Der Deutsche Landkreistag kritisiert, dass es bis 2023 nicht möglich sein wird, den Breitbandausbau im Gigabit-Bereich mit staatlicher Förderung voranzutreiben. Laut Zeitungsberichten hat sich die Bundesregierung mit der EU-Kommission darauf geeinigt, dass die so genannte Aufgreifschwelle bis zu diesem Zeitpunkt bei 100 Mbit/s liegen wird. „Das bedeutet, dass in den nächsten zweieinhalb Jahren staatliche Investitionen in Gigabit-Verbindungen grundsätzlich nicht stattfinden dürfen. Das ist keine gute Nachricht, sondern wirft uns zurück“, so Präsident Landrat Reinhard Sager.

Damit habe sich die Kommission mit ihrer Auffassung zu einem Gutteil durchgesetzt, wonach das neue Förderprogramm eine Aufgreifschwelle vorsehen müsse. „Die Bundesregierung hatte hingegen ebenso wie der Deutsche Landkreistag und auch Abgeordnete des Deutschen Bundestags den Verzicht auf eine solche Schwelle gefordert.“

Dieser Ansatz ist aus Sicht des Deutschen Landkreistages einzig erfolgversprechend. „Zwar erkennen wir an, dass es in bestimmten Konstellationen – etwa bei öffentlichen Dienstleistungen, Schulen oder Verwaltungsgebäuden – schon früher möglich sein wird, auch über 100 Mbit/s zu fördern.

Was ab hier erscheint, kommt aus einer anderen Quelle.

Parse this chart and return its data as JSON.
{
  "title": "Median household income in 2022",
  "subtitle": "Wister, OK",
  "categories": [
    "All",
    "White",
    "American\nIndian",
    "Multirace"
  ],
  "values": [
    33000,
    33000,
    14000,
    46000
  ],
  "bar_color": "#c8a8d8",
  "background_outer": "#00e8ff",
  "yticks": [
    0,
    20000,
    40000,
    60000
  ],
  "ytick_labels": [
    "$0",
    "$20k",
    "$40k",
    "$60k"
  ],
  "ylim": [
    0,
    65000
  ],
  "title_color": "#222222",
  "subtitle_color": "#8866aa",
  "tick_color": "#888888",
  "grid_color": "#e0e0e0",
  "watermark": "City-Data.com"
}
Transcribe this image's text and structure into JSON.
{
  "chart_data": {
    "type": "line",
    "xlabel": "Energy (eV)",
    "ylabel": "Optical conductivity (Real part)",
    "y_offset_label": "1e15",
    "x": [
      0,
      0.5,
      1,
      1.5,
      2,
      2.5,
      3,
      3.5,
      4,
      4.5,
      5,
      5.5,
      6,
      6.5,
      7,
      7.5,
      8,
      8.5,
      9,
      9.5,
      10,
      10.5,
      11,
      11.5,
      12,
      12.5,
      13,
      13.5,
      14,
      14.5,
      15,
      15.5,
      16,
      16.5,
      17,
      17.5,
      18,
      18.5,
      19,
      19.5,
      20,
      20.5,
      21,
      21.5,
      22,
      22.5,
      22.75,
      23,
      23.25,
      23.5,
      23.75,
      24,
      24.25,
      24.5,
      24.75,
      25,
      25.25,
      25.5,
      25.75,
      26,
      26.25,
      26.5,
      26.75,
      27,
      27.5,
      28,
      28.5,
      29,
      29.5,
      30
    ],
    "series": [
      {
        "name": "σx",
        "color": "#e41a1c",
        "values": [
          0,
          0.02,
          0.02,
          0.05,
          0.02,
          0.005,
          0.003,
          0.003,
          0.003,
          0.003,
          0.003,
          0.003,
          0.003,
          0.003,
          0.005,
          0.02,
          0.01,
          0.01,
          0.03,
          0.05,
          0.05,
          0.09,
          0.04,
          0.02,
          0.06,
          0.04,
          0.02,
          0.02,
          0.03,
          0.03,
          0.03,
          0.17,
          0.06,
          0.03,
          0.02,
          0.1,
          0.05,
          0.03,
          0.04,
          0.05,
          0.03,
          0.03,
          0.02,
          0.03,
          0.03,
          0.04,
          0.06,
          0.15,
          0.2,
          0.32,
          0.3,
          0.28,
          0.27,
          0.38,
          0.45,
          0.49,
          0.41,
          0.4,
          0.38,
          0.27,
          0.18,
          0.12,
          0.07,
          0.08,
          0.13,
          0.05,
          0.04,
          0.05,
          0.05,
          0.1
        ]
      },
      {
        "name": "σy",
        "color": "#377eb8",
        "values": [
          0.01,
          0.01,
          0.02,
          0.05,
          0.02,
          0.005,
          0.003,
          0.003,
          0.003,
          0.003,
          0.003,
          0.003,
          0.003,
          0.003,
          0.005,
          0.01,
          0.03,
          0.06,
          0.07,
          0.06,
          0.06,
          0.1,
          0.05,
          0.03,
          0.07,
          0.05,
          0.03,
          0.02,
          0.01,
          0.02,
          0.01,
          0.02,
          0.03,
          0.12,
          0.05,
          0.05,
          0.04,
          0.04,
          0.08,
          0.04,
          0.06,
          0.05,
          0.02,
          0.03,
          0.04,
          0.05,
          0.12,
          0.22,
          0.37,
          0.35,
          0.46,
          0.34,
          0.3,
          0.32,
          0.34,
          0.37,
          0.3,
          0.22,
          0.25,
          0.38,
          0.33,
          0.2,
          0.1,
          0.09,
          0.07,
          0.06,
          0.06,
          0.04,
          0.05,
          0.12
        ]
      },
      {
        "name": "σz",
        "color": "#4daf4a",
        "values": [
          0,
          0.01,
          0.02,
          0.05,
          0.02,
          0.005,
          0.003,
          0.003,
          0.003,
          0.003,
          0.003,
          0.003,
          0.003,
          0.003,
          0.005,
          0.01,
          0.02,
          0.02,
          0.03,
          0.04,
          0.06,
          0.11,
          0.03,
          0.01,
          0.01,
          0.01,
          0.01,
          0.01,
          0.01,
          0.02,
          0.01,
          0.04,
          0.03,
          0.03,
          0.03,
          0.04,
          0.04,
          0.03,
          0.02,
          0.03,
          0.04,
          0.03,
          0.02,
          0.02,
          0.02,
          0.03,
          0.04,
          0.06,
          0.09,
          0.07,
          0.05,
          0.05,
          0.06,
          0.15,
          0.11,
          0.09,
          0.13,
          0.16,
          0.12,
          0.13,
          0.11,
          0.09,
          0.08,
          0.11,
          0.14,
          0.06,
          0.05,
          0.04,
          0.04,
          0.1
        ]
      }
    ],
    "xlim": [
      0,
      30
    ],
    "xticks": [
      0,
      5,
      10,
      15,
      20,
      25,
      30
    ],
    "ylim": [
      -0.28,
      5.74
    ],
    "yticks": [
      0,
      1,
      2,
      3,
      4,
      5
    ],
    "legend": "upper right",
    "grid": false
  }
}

Aber der Breitbandausbau ist am Ende ein Flächenausbau, es darf hier keine Unterschiede geben. Nicht zuletzt geht es um die Menschen, die in den ländlichen Räumen leben und denen es nicht zu vermitteln sein wird, warum nicht endlich überall der schon im Koalitionsvertrag angekündigte geförderte Ausbau von Glasfasernetzen möglich ist.“ Jedenfalls müsse jetzt angesichts der schon eingetretenen zeitlichen Verzögerung sichergestellt werden, dass mit dem Bau der Netze tatsächlich 2023 begonnen werden könne. Das setze voraus, dass wesentliche Elemente der Förderverfahren wie die Markterkundung, die Bewilligung der Fördermittel und die Zuschlagserteilung schon zuvor betrieben werden können.

Mit dem Wechsel zu Glasfaser werde die infrastrukturelle Basis für die Gigabitgesellschaft geschaffen, die gerade auch Ziel der europäischen Breitbandstrategie sei. „Die Digitalisierung betrifft alle Lebensbereiche. Demgegenüber führt ein – wenn auch befristetes – Festhalten an einer Aufgreifschwelle dazu, dass es erneut zur Bildung sehr kleiner Fördergebiete kommen wird, was einen flächendeckenden Ausbau deutlich erschwert“, so Sager. Auch würden am Ende mehr Fördermittel eingesetzt werden müssen, um die verbleibenden Lücken zu schließen.